Matsumoto Castle is a National Treasure designated castle standing on the plains of Matsumoto City, in central Nagano Prefecture. Being a hira-jiro, a castle built on the plains, Matsumoto required an extensive system of moats, stone and earthen walls, and gatehouses for defense.
The site had been used as a fortress from around 1504 by the Ogasawara clan before being taken first by Takeda Shingen in 1550, and later by Toyotomi Hideyoshi, who awarded it to Tokugawa Ieyasu. Ieyasu re-installed the Ogasawara clan, with Ogasawara Sadayoshi in command. Sadayoshi named the area Matsumoto before Tokugawa Ieyasu replaced him with the trusted Tokugawa general, Ishikawa Kazumasa.
From 1590, Kazumasa rebuilt and expanded the castle, but died two years later in 1592. His son, Yasunaga, also known as Gemba, completed the work in 1594, including the current remaining five-story black lacquered wooden clad tower.
Of interest is the difference in construction, particularly inside of the smaller tower, the Ko-tenshu, and the Tenshu main tower. The upright pillars inside the older ko-tenshu are rounded, while the main tenshu has square shaped supports, having been built at different times. The main and sub-keep towers are connected by fortified watari-yagura corridors. The Tenshu and Ko-tenshu both feature the so-called ishi-otoshi rock dropping hatches on the corners, indicating its war-time construction. The southeastern corner features an open plan yagura known as the Tsukimi Yagura, or Moon-Viewing yagura. As its name suggests, it was built for moon viewing parties and has little defensive value, alluding to its peace-time construction. This was added 1634, 40 years after the completion of the main keep by Tokugawa Ieyasu’s grandson, the then lord, Matsudaira Naomasa for his cousin, the third Shogun Iemitsu’s planned visit. The elegant pavilion was completed on time, however the shogun was suddenly forced to cancel his trip, and never got to see the extension, nor enjoyed a moon viewing party there.

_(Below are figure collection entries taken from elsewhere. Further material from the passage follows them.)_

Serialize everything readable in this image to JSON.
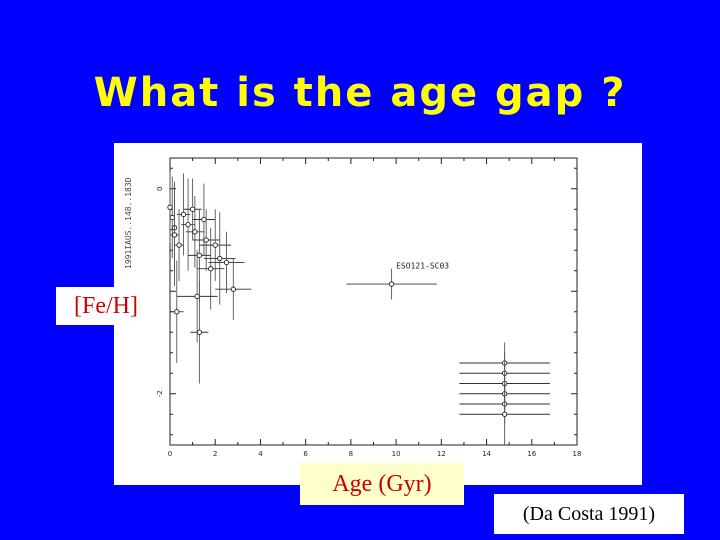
{
  "slide": {
    "title": "What is the age gap ?",
    "ylabel_box": "[Fe/H]",
    "xlabel_box": "Age (Gyr)",
    "citation": "(Da Costa 1991)",
    "colors": {
      "background": "#0000ff",
      "title": "#ffff00",
      "label_text": "#cc0000",
      "xlabel_box_bg": "#ffffcc"
    }
  },
  "chart_data": {
    "type": "scatter",
    "title": "",
    "xlabel": "",
    "ylabel": "",
    "xlim": [
      0,
      18
    ],
    "ylim": [
      -2.5,
      0.3
    ],
    "x_ticks": [
      "0",
      "2",
      "4",
      "6",
      "8",
      "10",
      "12",
      "14",
      "16",
      "18"
    ],
    "y_ticks": [
      "0",
      "-2"
    ],
    "side_stamp": "1991IAUS..148..183D",
    "annotation": "ESO121-SC03",
    "points": [
      {
        "x": 0.0,
        "y": -0.18,
        "xerr": 0.1,
        "yerr": 0.35
      },
      {
        "x": 0.1,
        "y": -0.28,
        "xerr": 0.1,
        "yerr": 0.4
      },
      {
        "x": 0.2,
        "y": -0.38,
        "xerr": 0.1,
        "yerr": 0.45
      },
      {
        "x": 0.2,
        "y": -0.45,
        "xerr": 0.2,
        "yerr": 0.5
      },
      {
        "x": 0.4,
        "y": -0.55,
        "xerr": 0.2,
        "yerr": 0.35
      },
      {
        "x": 0.6,
        "y": -0.25,
        "xerr": 0.3,
        "yerr": 0.4
      },
      {
        "x": 0.8,
        "y": -0.35,
        "xerr": 0.3,
        "yerr": 0.45
      },
      {
        "x": 1.0,
        "y": -0.2,
        "xerr": 0.4,
        "yerr": 0.3
      },
      {
        "x": 1.1,
        "y": -0.42,
        "xerr": 0.4,
        "yerr": 0.35
      },
      {
        "x": 1.3,
        "y": -0.65,
        "xerr": 0.5,
        "yerr": 0.45
      },
      {
        "x": 1.5,
        "y": -0.3,
        "xerr": 0.5,
        "yerr": 0.35
      },
      {
        "x": 1.6,
        "y": -0.5,
        "xerr": 0.6,
        "yerr": 0.3
      },
      {
        "x": 1.8,
        "y": -0.78,
        "xerr": 0.6,
        "yerr": 0.4
      },
      {
        "x": 2.0,
        "y": -0.55,
        "xerr": 0.7,
        "yerr": 0.35
      },
      {
        "x": 2.2,
        "y": -0.68,
        "xerr": 0.7,
        "yerr": 0.45
      },
      {
        "x": 2.5,
        "y": -0.72,
        "xerr": 0.8,
        "yerr": 0.3
      },
      {
        "x": 2.8,
        "y": -0.98,
        "xerr": 0.8,
        "yerr": 0.3
      },
      {
        "x": 1.2,
        "y": -1.05,
        "xerr": 0.9,
        "yerr": 0.45
      },
      {
        "x": 0.3,
        "y": -1.2,
        "xerr": 0.3,
        "yerr": 0.5
      },
      {
        "x": 1.3,
        "y": -1.4,
        "xerr": 0.4,
        "yerr": 0.5
      },
      {
        "x": 9.8,
        "y": -0.93,
        "xerr": 2.0,
        "yerr": 0.15
      },
      {
        "x": 14.8,
        "y": -1.7,
        "xerr": 2.0,
        "yerr": 0.2
      },
      {
        "x": 14.8,
        "y": -1.8,
        "xerr": 2.0,
        "yerr": 0.2
      },
      {
        "x": 14.8,
        "y": -1.9,
        "xerr": 2.0,
        "yerr": 0.2
      },
      {
        "x": 14.8,
        "y": -2.0,
        "xerr": 2.0,
        "yerr": 0.2
      },
      {
        "x": 14.8,
        "y": -2.1,
        "xerr": 2.0,
        "yerr": 0.2
      },
      {
        "x": 14.8,
        "y": -2.2,
        "xerr": 2.0,
        "yerr": 0.3
      }
    ]
  }
}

It is said that the moon can be seen three times during a moon viewing party in the Tsukimi-Yagura, once in the sky, once reflected in the moat, and the third being a reflection in your sake cup. Drink enough sake and you may well see more.
The main complex is in fact five separate National Treasures in one. The main keep, the ko-tenshu, the two adjoining corridors and the Tsukimi-Yagura are all separate National Treasures.
The outer walls of the tenshu complex are covered in black lacquered shitami-itabari cladding, protecting the mud walls within, giving it a strong, somber appearance, particularly against the backdrop of the winter snow capped northern alps.
In 1872 following the collapse of the feudal system and the start of the Meiji Restoration, Matsumoto Castle, like most castles across Japan, was scheduled for demolition and sold at auction. Many citizens against the demolition formed a group to save the castle, successfully preserving it for future generations to enjoy. In the mid Meiji period, the castle developed a lean, and again civic groups rallied to repair the tower keep. The castle was designated as a National Treasure in 1952, and recent improvement works have seen the reconstruction of a number of gates and walls.
On the corner of the Taiko Yagura Mon Gate and current entrance to National Treasure listed Matsumoto Castle is a large, rectangular upright rock, about 2 and a half meters high, and weighing an estimated 22.5 tons. It is known as the Genba Stone, after the samurai lord, Ishikawa Genba, who had been tasked with the redevelopment and expansion of the castle in 1590.
Exceptionally large rocks are often used at the gates and entranceways of castles as a display of power and financial strength. Anyone able to have such a large rock must also have a large and well-equipped army, and therefore was someone to be reckoned with.
The story goes that when the rock was being moved into place, lord Ishikawa Gemba himself stood atop the great rock directing the laborers as it was being pulled into position. It was then he overheard some of the workers complaining that the rock was too big and heavy to be placed. Within seconds, the head of the main complainer was rolling in the dust. Spears were then thrust into the neck cavity, and the head hoisted up for public display. Climbing back onto the rock, Gemba ordered the laborers to pull, and pull they did! The huge rock was very quickly, and very quietly, moved into position.
Matsumoto Castle is a stunning example of Sengoku period castle architecture, and one of only five castles designated as National Treasure. Matsumoto Castle is also known as Karasu-Jo, or Crow Castle due its black walled main tower and adjoining towers looking like a crow spreading its wings. It is off the standard tourist path, but not too far, as the Crow flies.
Open / 8:30 to 17:00 Admission ends 30 minutes before closing time.